Vita des Hans-Adalbert „Bert“ Rürup im Zeitraum 1999 bis 2010

  • 1999 bis 2001 war Rürup Mitglied im Expertenkreis des Bundesarbeitsministers zur Vorbereitung der Rentenreform 2001, von 2000 bis 2009 Vorsitzender des Sozialbeirats.
  • Die Basisrente, umgangssprachlich als Rürup-Rente, wurde 2005 in Deutschland als steuerlich begünstigte Form der privaten Altersvorsorge eingeführt. Sie trat damit neben die betriebliche Altersversorgung, die Riester-Rente und die „klassische“ private Rentenversicherung.
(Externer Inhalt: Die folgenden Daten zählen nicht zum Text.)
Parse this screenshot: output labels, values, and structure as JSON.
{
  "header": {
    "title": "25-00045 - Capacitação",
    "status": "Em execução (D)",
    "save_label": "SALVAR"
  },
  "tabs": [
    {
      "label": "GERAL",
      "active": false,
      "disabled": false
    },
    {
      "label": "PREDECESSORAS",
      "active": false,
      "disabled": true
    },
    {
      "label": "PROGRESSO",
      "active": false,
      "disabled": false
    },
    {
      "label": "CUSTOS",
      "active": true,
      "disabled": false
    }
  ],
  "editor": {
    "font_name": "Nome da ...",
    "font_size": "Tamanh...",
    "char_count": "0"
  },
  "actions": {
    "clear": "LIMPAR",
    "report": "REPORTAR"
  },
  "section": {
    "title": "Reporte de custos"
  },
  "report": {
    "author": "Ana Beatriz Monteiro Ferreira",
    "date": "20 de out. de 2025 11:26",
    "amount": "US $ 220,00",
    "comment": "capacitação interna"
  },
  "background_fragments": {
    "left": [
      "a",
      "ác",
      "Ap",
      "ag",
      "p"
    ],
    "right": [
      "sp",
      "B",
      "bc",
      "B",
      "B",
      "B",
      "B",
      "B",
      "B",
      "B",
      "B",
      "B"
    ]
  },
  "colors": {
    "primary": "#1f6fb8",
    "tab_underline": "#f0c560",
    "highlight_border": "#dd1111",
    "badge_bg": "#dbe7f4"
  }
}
  • Von April bis Dezember 2009 war Rürup Chefökonom beim Finanzdienstleister AWD. Er war dort verantwortlich für die Bereiche „Ökonomische Analysen“ sowie die Erschließung neuer Märkte für betriebliche und private Altersvorsorge
  • 2010 etablierte Rürup gemeinsam mit dem AWD-Gründer Carsten Maschmeyer eine unabhängige und international ausgerichtete Beratungsgesellschaft für Banken, Versicherungen wie auch Regierungen: die MaschmeyerRürup AG

In letzter Zeit schreibt Rürup Kommentare für das “Handelsblatt”
In seinem neuesten Kommentar versteigt er sich zu der “Forderung”:
“Rentner müssen an den wirtschaftlichen Kosten der Coronakrise beteiligt werden.”
Hierbei spielt er wohl auf die anstehende “Rentenanpassung” im Juni dieses Jahres an,
obwohl er als “Rentenexperte” WISSEN MUSS, die Rentenanpassung im Jahre 2020 errechnet sich auf der Basis der Lohn- und Gehaltsentwicklung im Jahre 2019,
kann also NICHT mit der Coronakrise in 2020 in Verbindung gebracht werden!
Wenn die Lohn- und Gehaltsentwicklung im Jahre 2020 wegen der Coronakrise sich negativ entwickeln sollte, wird diese Entwicklung sich auf die Rentenanpassungen im Jahre 2021 und auf die Folgejahre auswirken!
Das ist im Rentenrecht verankert, das sollte Herr Rürup wissen!